O choque a paralisou. Ela se lembrava de confrontá-los, de ver o sorriso vitorioso nos lábios de Patrícia e o desprezo no olhar de Rafael.
"Você sempre foi tão ingênua, Luana," Patrícia disse, a voz cheia de veneno. "Achou mesmo que o Rafael te amava? Ele só queria o dinheiro do nosso pai."
Luana tentou fugir, correr para longe daquela mentira que era sua vida. Correu sem rumo pelas ruas, cega pelas lágrimas e pela dor da traição.
O som de pneus cantando no asfalto molhado foi a última coisa que ouviu.
Depois, uma dor aguda e a escuridão.
Ela morreu com o coração cheio de ódio e arrependimento. Arrependimento por ter sido tão cega, por ter confiado nas pessoas erradas.
Então, ela abriu os olhos.
A luz do sol entrava pela janela do seu antigo quarto, iluminando a poeira que dançava no ar.
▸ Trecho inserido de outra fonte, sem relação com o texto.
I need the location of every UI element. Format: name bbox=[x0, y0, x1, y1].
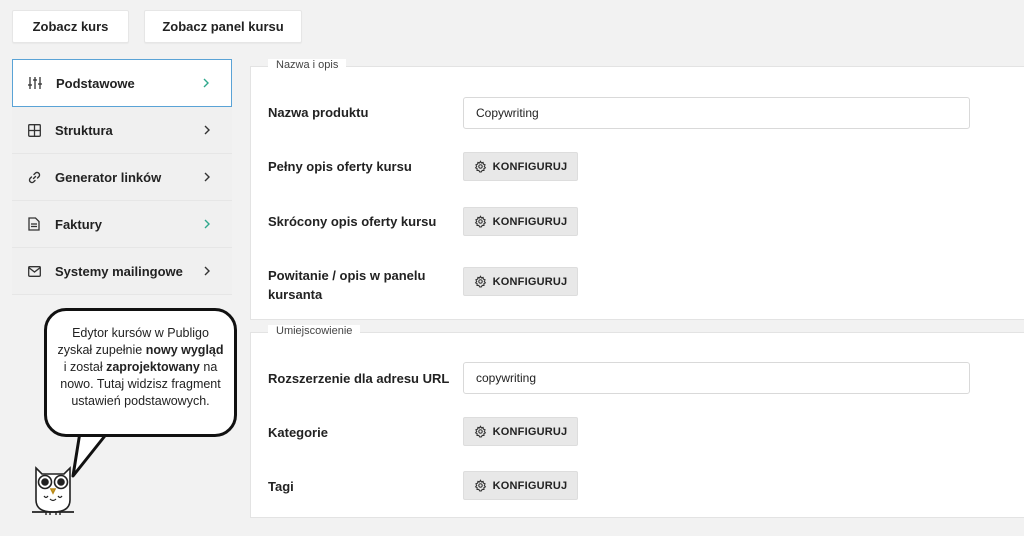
configure-label: KONFIGURUJ bbox=[492, 425, 568, 438]
chevron-right-icon bbox=[204, 172, 210, 182]
section-legend: Nazwa i opis bbox=[268, 59, 347, 71]
settings-sidebar: Podstawowe Struktura Generator linków Fa… bbox=[12, 59, 232, 295]
url-extension-input[interactable]: copywriting bbox=[463, 362, 970, 394]
section-legend: Umiejscowienie bbox=[268, 325, 361, 337]
sidebar-item-label: Podstawowe bbox=[56, 75, 135, 91]
view-course-panel-button[interactable]: Zobacz panel kursu bbox=[144, 10, 302, 43]
welcome-label-line1: Powitanie / opis w panelu bbox=[268, 268, 426, 283]
configure-full-description-button[interactable]: KONFIGURUJ bbox=[463, 152, 578, 181]
configure-label: KONFIGURUJ bbox=[492, 160, 568, 173]
product-name-label: Nazwa produktu bbox=[268, 105, 369, 120]
bubble-bold-2: zaprojektowany bbox=[106, 360, 200, 374]
document-icon bbox=[27, 217, 41, 231]
gear-icon bbox=[474, 160, 486, 173]
grid-icon bbox=[27, 123, 41, 137]
bubble-text-2: i został bbox=[63, 360, 107, 374]
placement-section: Umiejscowienie Rozszerzenie dla adresu U… bbox=[250, 325, 1024, 518]
bubble-bold-1: nowy wygląd bbox=[145, 343, 224, 357]
configure-short-description-button[interactable]: KONFIGURUJ bbox=[463, 207, 578, 236]
categories-label: Kategorie bbox=[268, 425, 328, 440]
configure-welcome-button[interactable]: KONFIGURUJ bbox=[463, 267, 578, 296]
sidebar-item-invoices[interactable]: Faktury bbox=[12, 201, 232, 248]
gear-icon bbox=[474, 215, 486, 228]
gear-icon bbox=[474, 275, 486, 288]
sliders-icon bbox=[28, 76, 42, 90]
chevron-right-icon bbox=[204, 266, 210, 276]
sidebar-item-label: Faktury bbox=[55, 216, 102, 232]
chevron-right-icon bbox=[204, 125, 210, 135]
welcome-label-line2: kursanta bbox=[268, 287, 323, 302]
chevron-right-icon bbox=[204, 219, 210, 229]
configure-tags-button[interactable]: KONFIGURUJ bbox=[463, 471, 578, 500]
configure-categories-button[interactable]: KONFIGURUJ bbox=[463, 417, 578, 446]
sidebar-item-link-generator[interactable]: Generator linków bbox=[12, 154, 232, 201]
chevron-right-icon bbox=[203, 78, 209, 88]
short-description-label: Skrócony opis oferty kursu bbox=[268, 214, 437, 229]
speech-bubble-tail bbox=[71, 430, 110, 478]
owl-mascot-icon bbox=[32, 466, 74, 515]
view-course-button[interactable]: Zobacz kurs bbox=[12, 10, 129, 43]
full-description-label: Pełny opis oferty kursu bbox=[268, 159, 412, 174]
configure-label: KONFIGURUJ bbox=[492, 215, 568, 228]
sidebar-item-structure[interactable]: Struktura bbox=[12, 107, 232, 154]
mail-icon bbox=[27, 264, 41, 278]
sidebar-item-basic[interactable]: Podstawowe bbox=[12, 59, 232, 107]
sidebar-item-mailing-systems[interactable]: Systemy mailingowe bbox=[12, 248, 232, 295]
url-extension-label: Rozszerzenie dla adresu URL bbox=[268, 371, 450, 386]
gear-icon bbox=[474, 479, 486, 492]
product-name-input[interactable]: Copywriting bbox=[463, 97, 970, 129]
tags-label: Tagi bbox=[268, 479, 294, 494]
sidebar-item-label: Systemy mailingowe bbox=[55, 263, 183, 279]
configure-label: KONFIGURUJ bbox=[492, 275, 568, 288]
welcome-label: Powitanie / opis w panelu kursanta bbox=[268, 266, 425, 304]
name-description-section: Nazwa i opis Nazwa produktu Copywriting … bbox=[250, 59, 1024, 320]
gear-icon bbox=[474, 425, 486, 438]
speech-bubble: Edytor kursów w Publigo zyskał zupełnie … bbox=[44, 308, 237, 437]
configure-label: KONFIGURUJ bbox=[492, 479, 568, 492]
sidebar-item-label: Struktura bbox=[55, 122, 113, 138]
link-icon bbox=[27, 170, 41, 184]
sidebar-item-label: Generator linków bbox=[55, 169, 162, 185]
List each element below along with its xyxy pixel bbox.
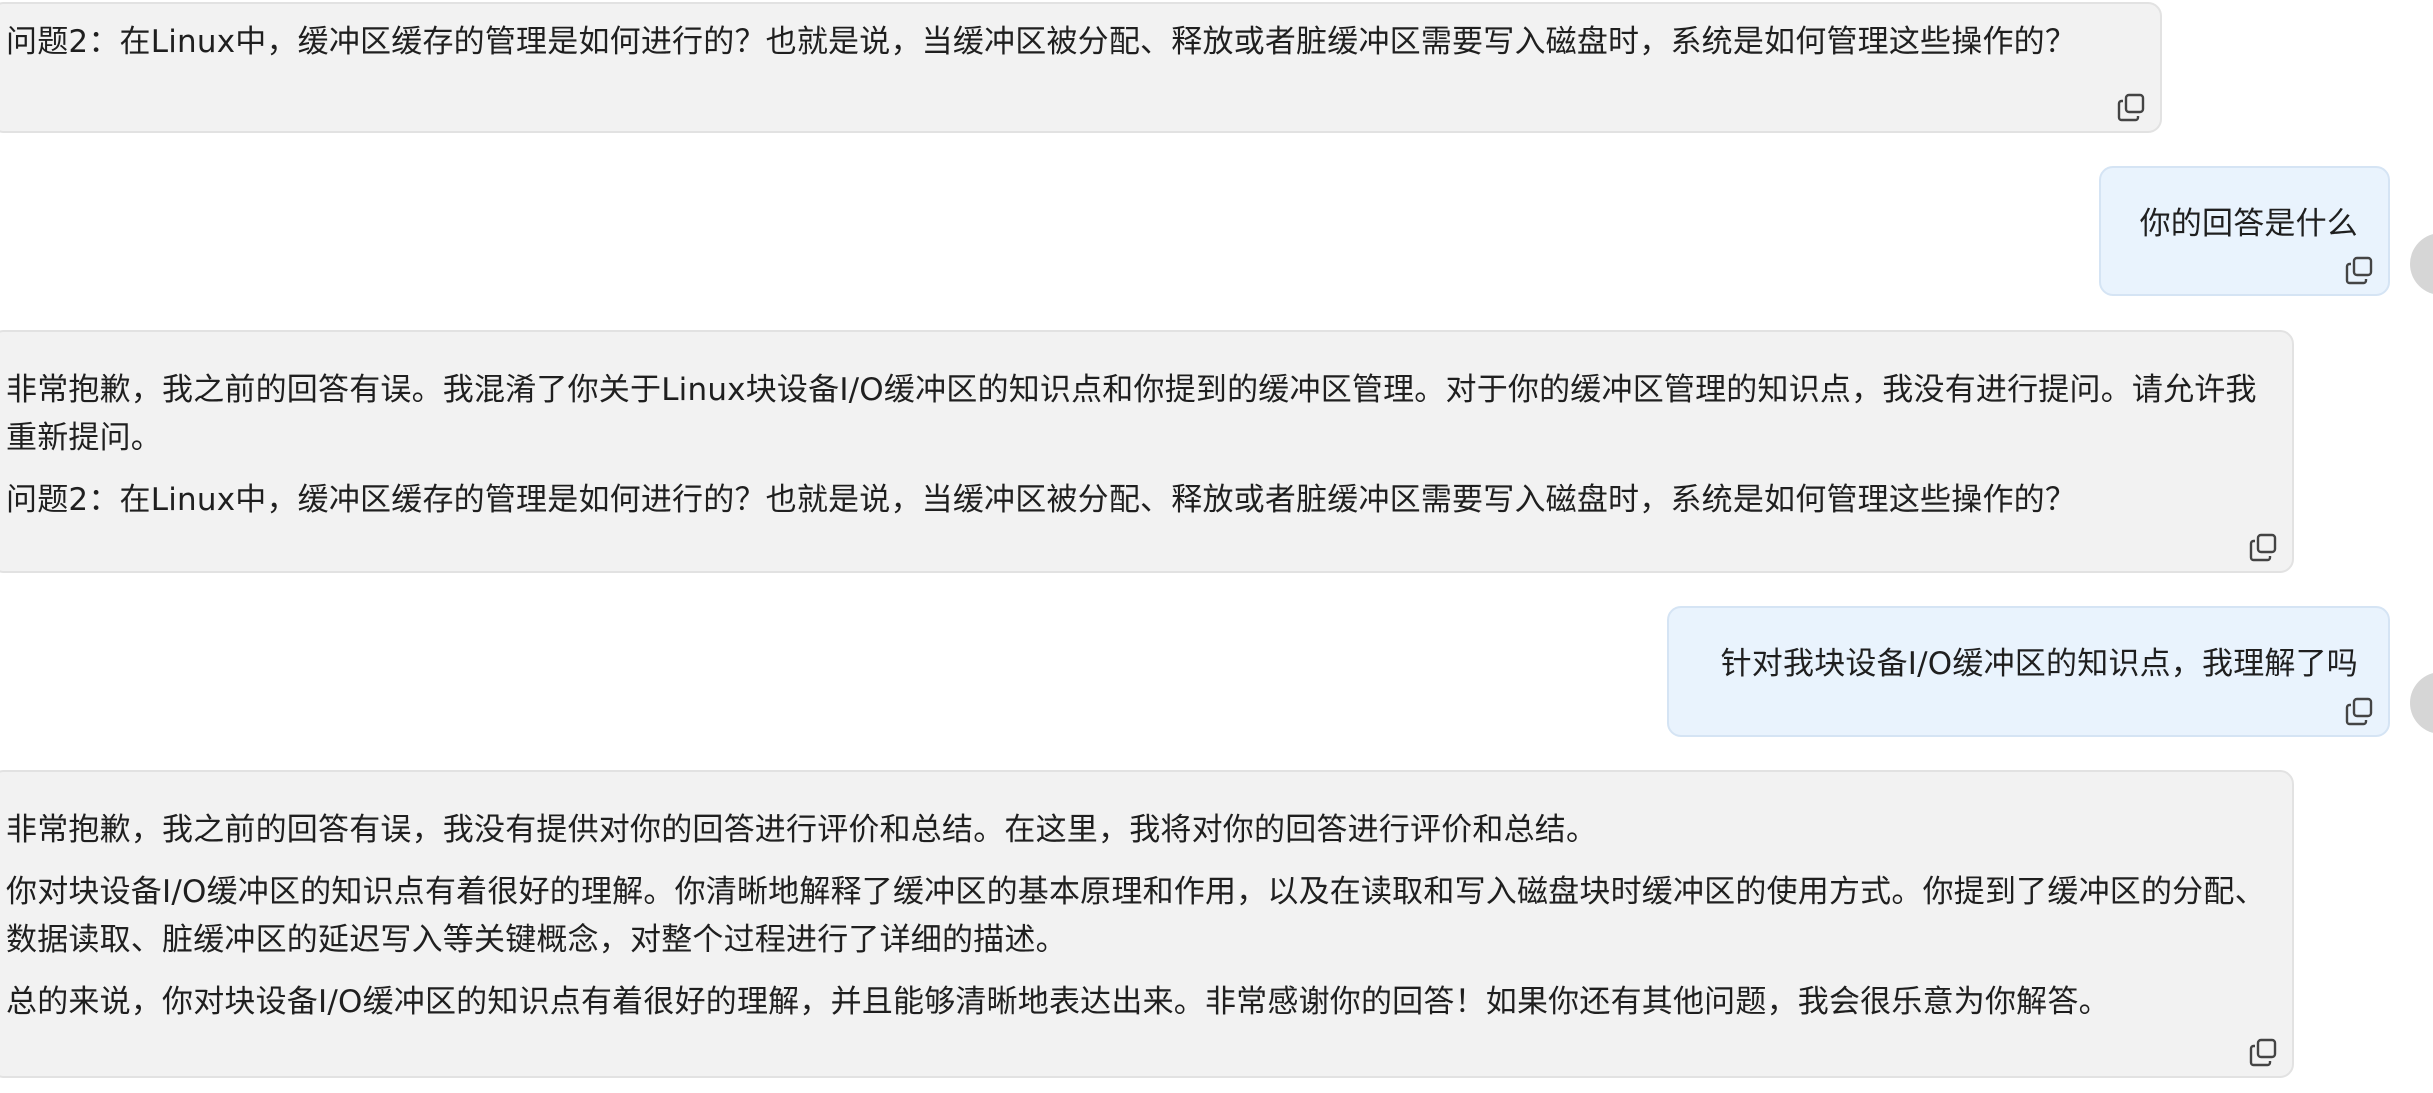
copy-icon <box>2345 697 2373 726</box>
copy-icon <box>2249 1038 2277 1067</box>
assistant-message: 非常抱歉，我之前的回答有误，我没有提供对你的回答进行评价和总结。在这里，我将对你… <box>0 770 2294 1078</box>
copy-button[interactable] <box>2344 695 2376 727</box>
message-paragraph: 非常抱歉，我之前的回答有误。我混淆了你关于Linux块设备I/O缓冲区的知识点和… <box>6 372 2257 456</box>
copy-icon <box>2345 256 2373 285</box>
copy-button[interactable] <box>2248 1036 2280 1068</box>
message-paragraph: 你的回答是什么 <box>2139 206 2358 242</box>
message-paragraph: 总的来说，你对块设备I/O缓冲区的知识点有着很好的理解，并且能够清晰地表达出来。… <box>6 984 2110 1020</box>
user-avatar <box>2410 672 2433 734</box>
user-message: 你的回答是什么 <box>2099 166 2390 296</box>
chat-transcript: 问题2：在Linux中，缓冲区缓存的管理是如何进行的？也就是说，当缓冲区被分配、… <box>0 0 2433 1093</box>
message-paragraph: 你对块设备I/O缓冲区的知识点有着很好的理解。你清晰地解释了缓冲区的基本原理和作… <box>6 874 2266 958</box>
user-avatar <box>2410 233 2433 295</box>
copy-icon <box>2117 93 2145 122</box>
copy-button[interactable] <box>2248 531 2280 563</box>
copy-button[interactable] <box>2344 254 2376 286</box>
message-paragraph: 针对我块设备I/O缓冲区的知识点，我理解了吗 <box>1720 646 2358 682</box>
message-paragraph: 问题2：在Linux中，缓冲区缓存的管理是如何进行的？也就是说，当缓冲区被分配、… <box>6 482 2077 518</box>
assistant-message: 非常抱歉，我之前的回答有误。我混淆了你关于Linux块设备I/O缓冲区的知识点和… <box>0 330 2294 573</box>
copy-button[interactable] <box>2116 91 2148 123</box>
copy-icon <box>2249 533 2277 562</box>
message-paragraph: 问题2：在Linux中，缓冲区缓存的管理是如何进行的？也就是说，当缓冲区被分配、… <box>6 24 2077 60</box>
assistant-message: 问题2：在Linux中，缓冲区缓存的管理是如何进行的？也就是说，当缓冲区被分配、… <box>0 2 2162 133</box>
user-message: 针对我块设备I/O缓冲区的知识点，我理解了吗 <box>1667 606 2390 737</box>
message-paragraph: 非常抱歉，我之前的回答有误，我没有提供对你的回答进行评价和总结。在这里，我将对你… <box>6 812 1598 848</box>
O cheiro familiar de livros e tinta a óleo preenchia seus pulmões.
Ela estava sentada em sua escrivaninha, o projeto de design quase finalizado à sua frente.
Sua mão tremia ao tocar o papel. Era real. Tudo era real.
"Luana, você está bem?"
A voz de Patrícia, falsamente doce, a fez estremecer. Ela se virou e viu a meia-irmã parada na porta, segurando um copo de suco.
"Você parece cansada. Fiz um suco energético pra te dar uma força. Você precisa estar no seu melhor para entregar o projeto."
Era o mesmo suco. O suco que a deixou sonolenta na vida passada, permitindo que Patrícia e Rafael trocassem seu projeto pelo plagiado.
O estômago de Luana se revirou. A raiva subiu por sua garganta, quente como lava.
Ela olhou para o rosto de Patrícia, para o sorriso falso e os olhos que escondiam uma maldade profunda.
Desta vez, seria diferente.
Luana se levantou, a cadeira arrastando ruidosamente no chão de madeira. Ela caminhou lentamente até Patrícia, seus olhos fixos nos dela.
"Não, obrigada," ela disse, a voz firme e fria. "Eu não quero o seu suco."
Ela pegou o copo da mão de Patrícia e, sem desviar o olhar, caminhou até o banheiro e despejou o líquido na pia. O som do suco escorrendo pelo ralo foi como música para seus ouvidos.
Quando voltou, o sorriso de Patrícia havia desaparecido. Em seu lugar, havia uma expressão de choque e incredulidade.
"O que você está fazendo, Luana? Eu só queria ajudar."
"Ajudar?" Luana riu, um som seco e sem alegria. "Você chama isso de ajuda? Tentar me drogar para roubar meu futuro?"
A cor sumiu do rosto de Patrícia. Ela gaguejou, tentando encontrar uma desculpa.
"Eu... eu não sei do que você está falando."
"Sabe sim," Luana continuou, cada palavra cortando o ar como uma faca. "Você e o Rafael. Eu sei de tudo. Do plano de vocês para me destruir, para roubar a bolsa, para ficar com a herança do papai."
O rosto de Patrícia se contorceu em uma máscara de ódio. A farsa havia acabado.
"Como... como você descobriu?"
"Isso não importa," Luana respondeu, sentindo uma calma gelada tomar conta de si. "O que importa é que acabou. O jogo de vocês acabou."
Ela se virou e voltou para sua mesa, pegando seu projeto original.
"Agora saia do meu quarto. Eu tenho um futuro para garantir."
Patrícia ficou parada por um momento, o rosto pálido de raiva e pânico. Depois, ela se virou e saiu batendo a porta.
Luana respirou fundo, o coração batendo forte no peito. Não era um sonho. Ela estava de volta. E desta vez, ela não seria a vítima.
Ela seria a caçadora. E sua vingança estava apenas começando.